The authors argue that there are probably too many books on measurement and evaluation, but this one is different. It is about designing virtual learning for organizations to deliver impact and ROI (return on investment), the most important outcomes of any kind of learning directed by learning and development groups, no less for virtual learning.

They succeed admirably in that aim, as you would expect. Cindy Huggett is an expert in virtual learning, with over 20 years of experience helping developers create virtual programs and upskilling practitioners in the use of the technologies required for the effective delivery of the programs. Patti and Jack Phillips have spent almost 30 years leading the measurement field, showing others how to conduct measurement and evaluation to improve results. Emma Weber is an expert on the critical focus of the book, the transfer of learning to the workplace.
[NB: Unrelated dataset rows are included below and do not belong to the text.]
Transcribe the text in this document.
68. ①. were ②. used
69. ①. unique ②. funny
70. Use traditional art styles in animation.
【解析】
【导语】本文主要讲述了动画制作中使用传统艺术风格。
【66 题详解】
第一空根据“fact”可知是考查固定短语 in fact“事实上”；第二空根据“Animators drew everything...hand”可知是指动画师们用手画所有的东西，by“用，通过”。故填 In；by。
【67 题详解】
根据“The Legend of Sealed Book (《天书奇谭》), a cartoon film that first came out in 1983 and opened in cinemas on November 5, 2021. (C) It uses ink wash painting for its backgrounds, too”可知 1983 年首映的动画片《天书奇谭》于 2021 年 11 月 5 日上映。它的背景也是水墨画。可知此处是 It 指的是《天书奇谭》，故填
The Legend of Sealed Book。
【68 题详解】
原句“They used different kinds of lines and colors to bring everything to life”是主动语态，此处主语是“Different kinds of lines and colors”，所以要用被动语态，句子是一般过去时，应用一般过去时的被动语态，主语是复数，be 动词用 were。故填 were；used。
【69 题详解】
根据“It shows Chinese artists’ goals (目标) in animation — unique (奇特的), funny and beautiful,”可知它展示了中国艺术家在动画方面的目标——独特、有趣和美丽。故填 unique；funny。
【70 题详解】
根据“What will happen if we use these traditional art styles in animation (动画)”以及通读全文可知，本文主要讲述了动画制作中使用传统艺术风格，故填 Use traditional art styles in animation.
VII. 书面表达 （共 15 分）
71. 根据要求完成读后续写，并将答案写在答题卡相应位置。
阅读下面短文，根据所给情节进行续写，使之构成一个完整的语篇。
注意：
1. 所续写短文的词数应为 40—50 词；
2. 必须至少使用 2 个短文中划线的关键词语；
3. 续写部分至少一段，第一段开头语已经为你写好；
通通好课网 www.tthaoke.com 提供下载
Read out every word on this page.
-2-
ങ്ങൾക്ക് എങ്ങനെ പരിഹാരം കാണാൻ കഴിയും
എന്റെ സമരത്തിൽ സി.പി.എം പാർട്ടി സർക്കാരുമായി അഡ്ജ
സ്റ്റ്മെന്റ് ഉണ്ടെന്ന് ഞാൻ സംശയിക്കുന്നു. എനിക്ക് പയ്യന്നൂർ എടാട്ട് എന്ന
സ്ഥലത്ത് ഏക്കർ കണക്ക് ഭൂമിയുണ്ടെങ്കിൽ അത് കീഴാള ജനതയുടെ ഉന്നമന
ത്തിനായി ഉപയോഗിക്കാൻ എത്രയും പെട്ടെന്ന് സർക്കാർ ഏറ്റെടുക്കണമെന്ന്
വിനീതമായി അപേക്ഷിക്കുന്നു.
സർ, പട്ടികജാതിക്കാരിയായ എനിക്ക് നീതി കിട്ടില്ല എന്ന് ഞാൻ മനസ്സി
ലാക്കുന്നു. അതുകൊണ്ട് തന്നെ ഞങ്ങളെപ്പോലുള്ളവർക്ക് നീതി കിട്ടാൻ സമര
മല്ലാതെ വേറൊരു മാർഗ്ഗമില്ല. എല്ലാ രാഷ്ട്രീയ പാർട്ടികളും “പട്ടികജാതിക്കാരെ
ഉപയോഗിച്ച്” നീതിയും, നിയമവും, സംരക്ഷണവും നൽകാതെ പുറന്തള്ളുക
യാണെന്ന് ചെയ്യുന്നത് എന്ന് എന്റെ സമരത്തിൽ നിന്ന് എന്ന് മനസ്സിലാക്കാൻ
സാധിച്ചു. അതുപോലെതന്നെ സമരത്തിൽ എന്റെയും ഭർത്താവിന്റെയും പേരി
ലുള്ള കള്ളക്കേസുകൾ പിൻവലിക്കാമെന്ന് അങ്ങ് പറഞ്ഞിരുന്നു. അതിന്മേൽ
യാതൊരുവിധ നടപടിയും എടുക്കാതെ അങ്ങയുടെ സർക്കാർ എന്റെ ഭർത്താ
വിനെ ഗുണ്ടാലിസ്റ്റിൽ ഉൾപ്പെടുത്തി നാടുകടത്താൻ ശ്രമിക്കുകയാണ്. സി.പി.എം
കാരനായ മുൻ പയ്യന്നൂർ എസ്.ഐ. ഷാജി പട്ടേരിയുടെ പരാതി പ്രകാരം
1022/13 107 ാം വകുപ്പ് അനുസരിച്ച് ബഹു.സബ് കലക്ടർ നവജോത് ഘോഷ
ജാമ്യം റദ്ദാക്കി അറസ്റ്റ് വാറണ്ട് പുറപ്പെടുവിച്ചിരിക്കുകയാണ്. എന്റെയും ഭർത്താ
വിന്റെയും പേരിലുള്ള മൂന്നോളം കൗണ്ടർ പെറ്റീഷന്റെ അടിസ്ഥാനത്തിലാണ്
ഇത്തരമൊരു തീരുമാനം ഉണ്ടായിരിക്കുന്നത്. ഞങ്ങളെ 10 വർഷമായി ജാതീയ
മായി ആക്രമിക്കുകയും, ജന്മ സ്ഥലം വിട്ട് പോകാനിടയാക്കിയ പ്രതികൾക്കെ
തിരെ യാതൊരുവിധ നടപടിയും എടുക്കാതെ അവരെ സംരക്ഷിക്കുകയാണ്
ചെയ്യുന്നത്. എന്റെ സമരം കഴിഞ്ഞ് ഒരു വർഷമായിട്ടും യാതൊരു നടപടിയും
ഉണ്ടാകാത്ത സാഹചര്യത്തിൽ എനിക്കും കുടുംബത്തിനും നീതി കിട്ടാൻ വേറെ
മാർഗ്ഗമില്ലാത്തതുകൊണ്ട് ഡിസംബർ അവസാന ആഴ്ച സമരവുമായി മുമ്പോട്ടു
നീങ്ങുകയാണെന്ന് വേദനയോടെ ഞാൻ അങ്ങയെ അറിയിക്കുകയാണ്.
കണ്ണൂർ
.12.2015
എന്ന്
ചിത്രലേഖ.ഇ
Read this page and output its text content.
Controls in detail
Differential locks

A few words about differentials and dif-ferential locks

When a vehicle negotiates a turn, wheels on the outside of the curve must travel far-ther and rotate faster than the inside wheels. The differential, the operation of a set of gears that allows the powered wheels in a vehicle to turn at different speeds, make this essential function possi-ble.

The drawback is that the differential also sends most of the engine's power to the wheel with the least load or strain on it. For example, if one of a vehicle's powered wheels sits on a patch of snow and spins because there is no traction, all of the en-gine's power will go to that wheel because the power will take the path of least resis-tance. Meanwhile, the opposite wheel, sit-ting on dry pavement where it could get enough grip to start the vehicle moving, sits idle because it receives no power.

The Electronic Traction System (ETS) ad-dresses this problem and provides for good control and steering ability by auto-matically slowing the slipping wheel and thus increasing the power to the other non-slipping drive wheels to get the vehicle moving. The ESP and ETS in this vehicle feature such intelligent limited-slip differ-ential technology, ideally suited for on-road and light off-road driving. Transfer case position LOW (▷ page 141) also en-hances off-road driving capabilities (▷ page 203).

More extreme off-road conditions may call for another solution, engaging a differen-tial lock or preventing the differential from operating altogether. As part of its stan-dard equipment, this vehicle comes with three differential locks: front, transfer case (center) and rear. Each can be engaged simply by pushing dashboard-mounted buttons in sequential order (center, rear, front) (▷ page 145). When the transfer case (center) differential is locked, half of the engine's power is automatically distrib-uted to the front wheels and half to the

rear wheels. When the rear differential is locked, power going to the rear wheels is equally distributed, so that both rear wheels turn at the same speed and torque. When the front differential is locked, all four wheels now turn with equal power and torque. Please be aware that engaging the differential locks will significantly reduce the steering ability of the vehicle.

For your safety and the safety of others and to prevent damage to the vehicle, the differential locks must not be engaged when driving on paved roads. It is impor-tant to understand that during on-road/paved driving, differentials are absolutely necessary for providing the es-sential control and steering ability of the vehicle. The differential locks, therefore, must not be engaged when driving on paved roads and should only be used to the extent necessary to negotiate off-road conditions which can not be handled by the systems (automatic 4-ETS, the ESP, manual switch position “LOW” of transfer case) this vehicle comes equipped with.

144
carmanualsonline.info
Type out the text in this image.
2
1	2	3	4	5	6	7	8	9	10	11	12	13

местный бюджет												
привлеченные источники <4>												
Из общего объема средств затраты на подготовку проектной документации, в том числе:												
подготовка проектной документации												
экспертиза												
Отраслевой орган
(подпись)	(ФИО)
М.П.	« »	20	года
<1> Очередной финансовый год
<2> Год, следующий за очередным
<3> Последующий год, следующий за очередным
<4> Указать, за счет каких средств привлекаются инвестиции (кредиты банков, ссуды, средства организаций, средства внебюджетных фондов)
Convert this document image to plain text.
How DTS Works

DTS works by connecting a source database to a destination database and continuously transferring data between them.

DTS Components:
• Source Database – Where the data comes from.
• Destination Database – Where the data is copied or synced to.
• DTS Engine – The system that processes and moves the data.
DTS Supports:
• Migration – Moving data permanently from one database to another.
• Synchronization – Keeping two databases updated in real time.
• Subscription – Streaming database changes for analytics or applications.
The publications, tools, and resources that she has contributed to the instructional design profession greatly improve the effectiveness of learning development.

The flow of the book begins with basic concepts that will be familiar to many readers. To begin at the beginning, the book helps readers ensure that they are on the right track: addressing the right business need with the right approach, avoiding any default assumption that training is the right solution. The heart of the book, six chapters on designing for application and impact, begins by showing how to create smart objectives to support the progressive levels of learning: reaction, application, learning, and impact. This sets the stage for presenting the steps required before, during, and after the instructional activity to support transfer of learning to the workplace, using technology and selection from among over 50 techniques. The concluding chapters show how to collect, analyze, and present data to stakeholders on impact and ROI so that the reader obtains a detailed “blueprint” that leads to better results in a continuous result. With so many techniques available in the book, an especially helpful feature is a worksheet that provides selection criteria for the techniques.

The authors of Designing Virtual Learning for Application and Impact have constructed an entire process that reliably delivers ROI through virtual learning. If your goal is to have an ongoing, sustainable, successful virtual learning environment, this book will get you there.